Open Market Operations
Open Market Operations refers to buying and selling of bonds issued by the Government in the open market. This purchase and sale is entrusted to the Central bank on behalf of the Government. When RBI buys a Government bond in the open market, it pays for it by giving a cheque. This cheque increases the total amount of reserves in the economy and thus increases the money supply. Selling of a bond by RBI (to private individuals or institutions) leads to reduction in quantity of reserves and hence the money supply.
There are two types of open market operations: outright and repo. Outright
open market operations are permanent in nature: when the central bank buys
these securities (thus injecting money into the system), it is without any promise to sell them later. Similarly, when the central bank sells these securities (thus withdrawing money from the system), it is without any promise to buy them later. As a result, the injection/absorption of the money is of permanent nature.
Open market operations refer to the selling and purchasing of the treasury bills and government securities by the central bank of any country, in order to regulate money supply in the economy.
It is one of the most important ways of monetary control that is exercised by the central banks. Under this system, the central bank sells securities in the market when it wants to reduce the money supply in the market. It is done to increase interest rates. This policy is also known as contractionary monetary policy.
Similarly, when the central bank wants to increase the money supply in the market it will purchase securities from the market, this step is taken to reduce the rate of interest and also help in the economic growth of the country. This policy is known as the expansionary monetary policy.
How do Open Market Operations take place?
Open market operations are carried out by the central bank in association with the commercial banks. For conducting such operations, there is no involvement of the public.
Government bonds are mostly bought by commercial banks, financial institutions, high net worth individuals, large business corporations. All these entities maintain accounts with the bank, and whenever these entities purchase bonds, the amount gets transferred to the central bank.
Thus, it can be said that open market operations have an impact on the deposits and reserves of the bank and also plays a role in their ability to provide credit. When a central bank wants to reduce the availability of money to the public, it will sell government bonds and securities with the help of commercial banks.
This step reduces the money supply in the economy and restricts banks to offer credit to individuals.
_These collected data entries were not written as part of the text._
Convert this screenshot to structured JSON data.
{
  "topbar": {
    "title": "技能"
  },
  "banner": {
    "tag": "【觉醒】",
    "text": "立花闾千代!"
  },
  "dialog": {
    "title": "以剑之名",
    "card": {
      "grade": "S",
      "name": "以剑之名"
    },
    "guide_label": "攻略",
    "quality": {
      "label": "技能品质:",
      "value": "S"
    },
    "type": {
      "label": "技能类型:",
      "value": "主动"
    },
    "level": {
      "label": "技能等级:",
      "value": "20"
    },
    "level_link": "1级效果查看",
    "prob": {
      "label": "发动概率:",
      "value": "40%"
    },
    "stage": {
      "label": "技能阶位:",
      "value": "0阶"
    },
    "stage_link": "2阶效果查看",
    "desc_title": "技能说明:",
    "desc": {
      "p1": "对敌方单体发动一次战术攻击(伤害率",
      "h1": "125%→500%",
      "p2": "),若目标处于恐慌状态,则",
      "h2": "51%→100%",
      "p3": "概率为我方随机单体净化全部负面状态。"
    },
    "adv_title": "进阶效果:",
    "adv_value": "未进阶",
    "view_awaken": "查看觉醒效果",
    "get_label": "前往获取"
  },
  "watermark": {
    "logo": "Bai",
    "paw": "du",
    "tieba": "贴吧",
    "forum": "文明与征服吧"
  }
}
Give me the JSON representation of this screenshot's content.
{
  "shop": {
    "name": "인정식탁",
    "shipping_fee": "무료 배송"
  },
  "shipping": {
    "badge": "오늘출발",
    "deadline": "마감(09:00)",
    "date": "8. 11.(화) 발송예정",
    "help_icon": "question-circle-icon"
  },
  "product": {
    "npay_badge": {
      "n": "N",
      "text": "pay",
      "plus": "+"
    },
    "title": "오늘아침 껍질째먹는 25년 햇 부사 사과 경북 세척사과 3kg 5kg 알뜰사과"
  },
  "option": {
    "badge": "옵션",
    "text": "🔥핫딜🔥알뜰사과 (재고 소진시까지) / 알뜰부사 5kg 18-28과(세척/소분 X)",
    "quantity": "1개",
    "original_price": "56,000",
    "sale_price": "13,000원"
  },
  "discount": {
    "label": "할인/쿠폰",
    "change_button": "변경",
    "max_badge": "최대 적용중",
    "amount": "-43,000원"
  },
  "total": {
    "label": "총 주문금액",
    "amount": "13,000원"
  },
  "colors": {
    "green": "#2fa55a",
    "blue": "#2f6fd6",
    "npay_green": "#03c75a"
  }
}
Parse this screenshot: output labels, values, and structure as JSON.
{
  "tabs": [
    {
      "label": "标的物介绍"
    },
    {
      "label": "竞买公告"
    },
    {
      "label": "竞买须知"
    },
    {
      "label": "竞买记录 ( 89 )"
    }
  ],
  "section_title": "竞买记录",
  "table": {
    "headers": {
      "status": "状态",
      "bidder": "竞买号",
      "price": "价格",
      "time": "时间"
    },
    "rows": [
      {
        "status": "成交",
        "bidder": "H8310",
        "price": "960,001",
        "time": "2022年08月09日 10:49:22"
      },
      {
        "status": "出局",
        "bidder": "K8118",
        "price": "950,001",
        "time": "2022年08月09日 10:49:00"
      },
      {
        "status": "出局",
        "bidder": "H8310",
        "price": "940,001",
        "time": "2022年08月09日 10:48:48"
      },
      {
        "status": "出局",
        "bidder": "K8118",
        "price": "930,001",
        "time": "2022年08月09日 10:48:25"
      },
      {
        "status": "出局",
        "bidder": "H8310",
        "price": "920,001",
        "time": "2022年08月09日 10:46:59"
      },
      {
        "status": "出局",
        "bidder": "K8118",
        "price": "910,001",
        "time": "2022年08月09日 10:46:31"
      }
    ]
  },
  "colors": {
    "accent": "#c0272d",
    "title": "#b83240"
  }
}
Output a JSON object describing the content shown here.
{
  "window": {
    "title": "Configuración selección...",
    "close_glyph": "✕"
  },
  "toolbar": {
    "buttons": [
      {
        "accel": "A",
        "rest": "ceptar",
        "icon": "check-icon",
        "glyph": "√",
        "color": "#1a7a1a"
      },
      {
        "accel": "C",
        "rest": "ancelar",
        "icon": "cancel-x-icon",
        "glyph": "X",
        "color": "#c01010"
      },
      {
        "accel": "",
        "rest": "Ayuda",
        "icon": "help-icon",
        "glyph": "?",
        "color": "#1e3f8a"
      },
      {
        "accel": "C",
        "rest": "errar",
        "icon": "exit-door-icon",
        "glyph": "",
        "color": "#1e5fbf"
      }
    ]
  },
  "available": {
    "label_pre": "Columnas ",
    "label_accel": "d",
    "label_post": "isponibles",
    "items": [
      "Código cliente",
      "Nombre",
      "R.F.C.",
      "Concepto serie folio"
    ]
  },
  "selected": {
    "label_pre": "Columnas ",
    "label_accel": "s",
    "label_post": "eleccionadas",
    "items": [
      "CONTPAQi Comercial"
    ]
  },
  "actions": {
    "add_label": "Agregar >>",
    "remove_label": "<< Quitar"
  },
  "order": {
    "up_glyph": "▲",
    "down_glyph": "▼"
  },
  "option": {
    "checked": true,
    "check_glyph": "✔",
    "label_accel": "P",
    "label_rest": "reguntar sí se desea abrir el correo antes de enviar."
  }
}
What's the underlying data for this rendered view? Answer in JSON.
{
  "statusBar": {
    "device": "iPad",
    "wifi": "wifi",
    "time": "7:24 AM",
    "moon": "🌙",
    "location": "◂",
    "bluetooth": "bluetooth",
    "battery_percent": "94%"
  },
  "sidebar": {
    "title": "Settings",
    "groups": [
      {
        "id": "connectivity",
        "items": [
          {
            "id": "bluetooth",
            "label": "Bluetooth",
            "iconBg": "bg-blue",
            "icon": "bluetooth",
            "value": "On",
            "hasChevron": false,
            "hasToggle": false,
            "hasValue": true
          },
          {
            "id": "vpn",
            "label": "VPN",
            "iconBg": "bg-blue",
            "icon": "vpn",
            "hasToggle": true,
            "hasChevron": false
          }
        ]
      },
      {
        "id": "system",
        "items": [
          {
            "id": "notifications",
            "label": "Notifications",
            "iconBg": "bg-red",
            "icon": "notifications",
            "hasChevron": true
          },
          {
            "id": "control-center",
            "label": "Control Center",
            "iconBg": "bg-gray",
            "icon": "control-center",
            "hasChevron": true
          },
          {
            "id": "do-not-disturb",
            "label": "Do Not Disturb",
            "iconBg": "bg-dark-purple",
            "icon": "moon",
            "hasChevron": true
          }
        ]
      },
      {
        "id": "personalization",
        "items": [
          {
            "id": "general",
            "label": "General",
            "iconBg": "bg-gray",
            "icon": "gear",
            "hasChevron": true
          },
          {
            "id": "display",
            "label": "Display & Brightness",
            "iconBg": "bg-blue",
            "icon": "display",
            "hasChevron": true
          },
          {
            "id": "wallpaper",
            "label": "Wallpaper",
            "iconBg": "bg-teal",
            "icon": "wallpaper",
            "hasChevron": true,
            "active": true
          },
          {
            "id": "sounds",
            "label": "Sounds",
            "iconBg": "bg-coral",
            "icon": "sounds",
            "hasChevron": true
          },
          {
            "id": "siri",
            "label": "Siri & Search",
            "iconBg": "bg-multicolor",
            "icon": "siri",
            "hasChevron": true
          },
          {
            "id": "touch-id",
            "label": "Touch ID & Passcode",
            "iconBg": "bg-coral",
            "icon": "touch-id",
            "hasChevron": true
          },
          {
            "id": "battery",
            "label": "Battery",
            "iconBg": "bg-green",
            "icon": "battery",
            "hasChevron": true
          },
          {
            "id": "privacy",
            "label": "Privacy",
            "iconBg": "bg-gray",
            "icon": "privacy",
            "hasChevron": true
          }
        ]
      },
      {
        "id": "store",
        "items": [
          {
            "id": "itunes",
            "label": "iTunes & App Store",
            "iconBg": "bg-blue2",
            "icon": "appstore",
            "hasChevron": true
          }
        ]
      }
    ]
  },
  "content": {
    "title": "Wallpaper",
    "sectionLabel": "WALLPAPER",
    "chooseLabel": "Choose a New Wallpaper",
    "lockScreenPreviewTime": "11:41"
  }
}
It impacts both the supply and demand of the credit.
Similarly, at times when the liquidity conditions are tight, the central bank buys back the securities which gives the commercial banks and public easy access to the credit facilities that help in injecting liquidity into the system and establishing the market.
Example-
Central banks conduct open market operations in order to regulate the money supply in the economy. For example, in India, open market operations are undertaken by the Reserve Bank of India or RBI.